Klebsiella pneumoniae is a significant causative agent of hospital- and community-acquired infections, presenting with various clinical manifestations. Notably, the rapid spread of carbapenem-resistant K. pneumoniae (CRKP) has become a global threat, leading to high morbidity and mortality rates. In this context, researchers have employed high-throughput sequencing to investigate drug resistance mechanisms in this pathogen, particularly focusing on plasmids, which carry crucial resistance genes. Understanding these mechanisms is essential to develop effective countermeasures.


Whole Plasmid Sequencing for Drug Resistance Gene Analysis

To analyze drug resistance mechanisms in K. pneumoniae, researchers have adopted whole plasmid sequencing, a powerful method to obtain the complete genetic information of plasmids. By predicting and annotating all genes in the genome, they aim to identify genes associated with various phenotypes, including drug resistance, heavy metal resistance, and environmental adaptability.


Importance of Validating Drug Resistance Genes

While drug resistance genes identified through plasmid sequencing may show resistance in heterologous hosts, it is imperative to ascertain their resistance in their natural reservoirs. Additionally, drug-resistant genes can be transferred horizontally between bacteria in the form of plasmids, leading to the dissemination of drug resistance. Thus, validating “candidate” drug resistance genes becomes crucial.


Role of Whole Plasmid Sequencing in Identifying and Annotating Drug Resistance Genes

Whole Plasmid Sequencing technology enables the screening and annotation of “candidate” drug resistance genes. By identifying these genes, researchers can initiate drug resistance functional verification experiments, leading to a deeper understanding of the resistance mechanisms. This comprehensive approach accelerates the discovery of drug resistance mechanisms and facilitates the development of appropriate countermeasures.


Plasmid Whole Genome Sequencing for Analyzing Drug Resistance Mechanisms in CRKP

Researchers have utilized plasmid whole genome sequencing to investigate the drug resistance mechanisms in CRKP strains isolated from pediatric patients in Shanghai. One such strain was identified as ST3936 and KL30. The isolate harbored a 5508387 bp ring chromosome and two plasmids: pNDM-IMP-1 (347317 bp) and pNDM-IMP-2 (144371 bp). The strain carried multiple resistance genes, including those conferring resistance to aminoglycosides, fluoroquinolones, carbapenems, and other β-lactam drugs. Of particular significance were the carbapenemase encoding genes blaNDM-1 (2 copies) and blaIMP-4, co-located on the plasmid pNDM-IMP-1. This plasmid, with a size of 347.3 kb, was classified as unclassifiable and contained most of the resistance genes, except oqxAB and blaLEN17. Comparative genomics analysis further revealed that pNDM – IMP – 1 shared similarities with pKP1814 – 1 in terms of plasmid skeletons and essential functional genes.
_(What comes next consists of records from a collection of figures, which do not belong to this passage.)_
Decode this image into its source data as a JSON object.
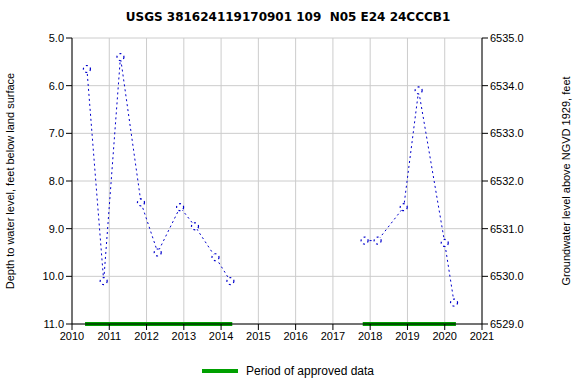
{
  "chart_data": {
    "type": "line",
    "title": "USGS 381624119170901 109  N05 E24 24CCCB1",
    "x": [
      2010.4,
      2010.85,
      2011.3,
      2011.85,
      2012.3,
      2012.9,
      2013.3,
      2013.85,
      2014.25,
      2016.0,
      2017.85,
      2018.2,
      2018.9,
      2019.3,
      2020.0,
      2020.25
    ],
    "values": [
      5.65,
      10.1,
      5.4,
      8.45,
      9.5,
      8.55,
      8.95,
      9.6,
      10.1,
      null,
      9.25,
      9.25,
      8.55,
      6.1,
      9.3,
      10.55
    ],
    "color": "#0000cc",
    "marker": "circle",
    "line_style": "dotted",
    "xlim": [
      2010,
      2021
    ],
    "xticks": [
      2010,
      2011,
      2012,
      2013,
      2014,
      2015,
      2016,
      2017,
      2018,
      2019,
      2020,
      2021
    ],
    "ylim": [
      5,
      11
    ],
    "yticks": [
      {
        "value": 5,
        "label": "5.0"
      },
      {
        "value": 6,
        "label": "6.0"
      },
      {
        "value": 7,
        "label": "7.0"
      },
      {
        "value": 8,
        "label": "8.0"
      },
      {
        "value": 9,
        "label": "9.0"
      },
      {
        "value": 10,
        "label": "10.0"
      },
      {
        "value": 11,
        "label": "11.0"
      }
    ],
    "y_label": "Depth to water level, feet below land surface",
    "y2lim": [
      6529,
      6535
    ],
    "y2ticks": [
      {
        "value": 6529,
        "label": "6529.0"
      },
      {
        "value": 6530,
        "label": "6530.0"
      },
      {
        "value": 6531,
        "label": "6531.0"
      },
      {
        "value": 6532,
        "label": "6532.0"
      },
      {
        "value": 6533,
        "label": "6533.0"
      },
      {
        "value": 6534,
        "label": "6534.0"
      },
      {
        "value": 6535,
        "label": "6535.0"
      }
    ],
    "y2_label": "Groundwater level above NGVD 1929, feet",
    "grid": true,
    "approved_periods": {
      "name": "Period of approved data",
      "color": "#00a000",
      "ranges": [
        [
          2010.35,
          2014.3
        ],
        [
          2017.8,
          2020.3
        ]
      ]
    }
  }
}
Implications and Preventive Measures

This study represented the first report on the co-existence of IMP-4 and NDM-1 carbapenemases in highly virulent Klebsiella pneumoniae. The presence of a multidrug-resistant hybrid plasmid, pNDM-IMP-1, suggested its potential origin from Klebsiella pneumoniae, with the ISCR1 element contributing to the aggregation of blaNDM-1 and blaIMP-4 genes. To effectively prevent outbreaks and transmission, continuous monitoring of these strains is crucial.


Whole Genome Sequencing for Identifying Superplasmids in HvKP

The emergence of carbapenem-resistant HvKP (CR HvKP) and ESBL-producing HvKP strains poses significant challenges due to their simultaneous acquisition of high virulence and multidrug-resistant genes, often mediated by plasmids. Recent reports have indicated the presence of “super plasmids” harboring both virulence and MDR genes, facilitating the rapid dissemination of these traits.


Characteristics of Superplasmids

Superplasmids are defined by several key characteristics: (1) they contain hypervirulence and MDR genes on a single plasmid, (2) they carry complete conjugative elements that enable self-transmissibility, (3) they demonstrate stability and conservation, and (4) they impose no fitness cost to the host strain. The simultaneous carriage of high virulence and MDR genes poses significant challenges to clinical prevention, control, and treatment of infections caused by such strains. Vigilant surveillance is essential to prevent the dissemination of these efficient resistance/virulence plasmids in healthcare settings.



Whole plasmid sequencing has emerged as a valuable tool in the analysis of drug resistance genes in Klebsiella pneumoniae. Understanding the underlying resistance mechanisms through this approach is pivotal in formulating personalized treatment.